ArmA 2 does this a lot. The chaos of war is never as loud or scripted as Call of Duty makes it feel. It's just you trying to outthink a capable, deadly enemy. I died and restarted. In the second patrol, I was given an order to help and assist with a downed helicopter that never occurred in the first playthrough. Dynamically generated missions? Brilliant!

If the main set of missions isn't enough (and it won't be), you can use the game's editor to create a single or multiplayer mission anywhere on the map. Feed the game intro and outro conditions, plonk down some enemies, bases and vehicles and set the thing in motion. It can be done via a simple UI: load up a multiplayer server, and there's an option for a wizard that'll help you create and host a game. It's as easy or as diverse as you want it to be. Slightly more complicated sessions can be created in the editor, setting waypoints for troops and vehicles. Higher-end players will find a scripting language in-game of frightening exactitude.
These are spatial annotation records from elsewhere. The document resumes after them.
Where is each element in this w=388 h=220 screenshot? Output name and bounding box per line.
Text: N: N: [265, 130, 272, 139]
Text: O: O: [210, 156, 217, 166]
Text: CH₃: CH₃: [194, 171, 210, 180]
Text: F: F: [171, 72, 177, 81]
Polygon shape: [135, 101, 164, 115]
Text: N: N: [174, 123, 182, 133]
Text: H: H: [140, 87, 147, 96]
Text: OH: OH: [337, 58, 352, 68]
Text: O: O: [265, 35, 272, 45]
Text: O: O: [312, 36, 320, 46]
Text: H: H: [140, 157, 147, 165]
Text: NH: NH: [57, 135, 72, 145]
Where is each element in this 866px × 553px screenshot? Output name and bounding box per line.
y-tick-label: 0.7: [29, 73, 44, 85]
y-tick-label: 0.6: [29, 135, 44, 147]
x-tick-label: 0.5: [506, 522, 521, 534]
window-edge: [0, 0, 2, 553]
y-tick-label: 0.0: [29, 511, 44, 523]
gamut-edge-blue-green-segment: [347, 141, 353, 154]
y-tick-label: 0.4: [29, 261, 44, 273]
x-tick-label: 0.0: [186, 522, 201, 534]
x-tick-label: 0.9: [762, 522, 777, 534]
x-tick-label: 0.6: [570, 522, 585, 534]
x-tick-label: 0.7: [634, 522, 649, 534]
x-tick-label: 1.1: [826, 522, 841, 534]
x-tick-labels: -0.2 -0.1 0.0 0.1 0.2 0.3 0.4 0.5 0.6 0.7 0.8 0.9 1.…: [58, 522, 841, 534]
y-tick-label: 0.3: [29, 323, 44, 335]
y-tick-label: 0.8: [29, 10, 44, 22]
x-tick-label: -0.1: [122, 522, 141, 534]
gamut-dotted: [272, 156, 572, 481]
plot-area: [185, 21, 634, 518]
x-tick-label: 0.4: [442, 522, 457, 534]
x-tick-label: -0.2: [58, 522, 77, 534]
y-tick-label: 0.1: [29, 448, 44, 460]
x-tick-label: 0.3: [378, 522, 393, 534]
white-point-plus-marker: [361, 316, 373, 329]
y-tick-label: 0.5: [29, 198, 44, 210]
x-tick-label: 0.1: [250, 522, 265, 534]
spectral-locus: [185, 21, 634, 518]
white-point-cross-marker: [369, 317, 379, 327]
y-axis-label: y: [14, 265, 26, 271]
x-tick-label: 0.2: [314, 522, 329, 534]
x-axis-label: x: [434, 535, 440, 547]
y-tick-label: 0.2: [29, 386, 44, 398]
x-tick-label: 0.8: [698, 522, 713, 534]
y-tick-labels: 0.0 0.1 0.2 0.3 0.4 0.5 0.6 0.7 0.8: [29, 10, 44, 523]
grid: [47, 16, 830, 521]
If you do pick up ArmA 2, this is where you'll find yourself six to twelve months from now. It extends the game to a ludicrous degree, giving you freedom to create whatever scenarios you choose.

Multiplayer is another boon. The games can be as small or as big as you choose. For example, there's been a shift in ArmA 1, dictated by its remarkable community, toward a RTS-style of multiplayer game that takes advantage of the massive landmass. The commander builds a base, helicopter pilots ferry ground troops, jets scream overhead. It's never as simple as deathmatch: there are ongoing campaigns between factions, with multiple objectives, squads, even civilians. This community has sustained Bohemia since Op Flash, generating missions, fixes, new islands, new factions, and more for both games. Buying ArmA 2 with an expectation of more of the same would be a good investment.

Yet ArmA 2 has issues beyond the occasionally twitchy AI. Most importantly the engine and technology only felt smooth on my work PC: an overclocked, water-cooled mammoth the specs of which you'll find on the review intro page. On my more modest Q6600, Radeon 4870 PC at home, it struggled to top 20 frames per second. I still feel the UI needs a complete overhaul, to make the experience smoother.

It's fine being complicated, but I really see no need for the multiple button presses and myriad menus you're required to grapple with. Yet Arma 2 continually wowed me. I subjected my squad to frequent helicopter rides just to sit watching the world pass below, wondering what would happen if I ordered the chopper pilot to drop us off in the villages below. One mission was interrupted by one of our recon planes being shot out of the sky by a rocket, which had nothing to do with anything. I've yomped through forests to stumble across tank battles in full swing without me. The singleplayer storyline genuinely takes the ArmA series and war games to new places, and the multiplayer, although I've not yet had the pleasure of a 50+ player battle, has all it needs to bring you back when you're done. Even a ten-minute fiddle in the editor gives you something fun to do.

If ArmA 2 hooks you in, you've just found a war game capable of providing infinite entertainment, and that's astonishing.

The Verdict
ArmA 2

A brilliantly in-depth and vast war simulator that rewards your patience. But buyer beware: this game has AI issues.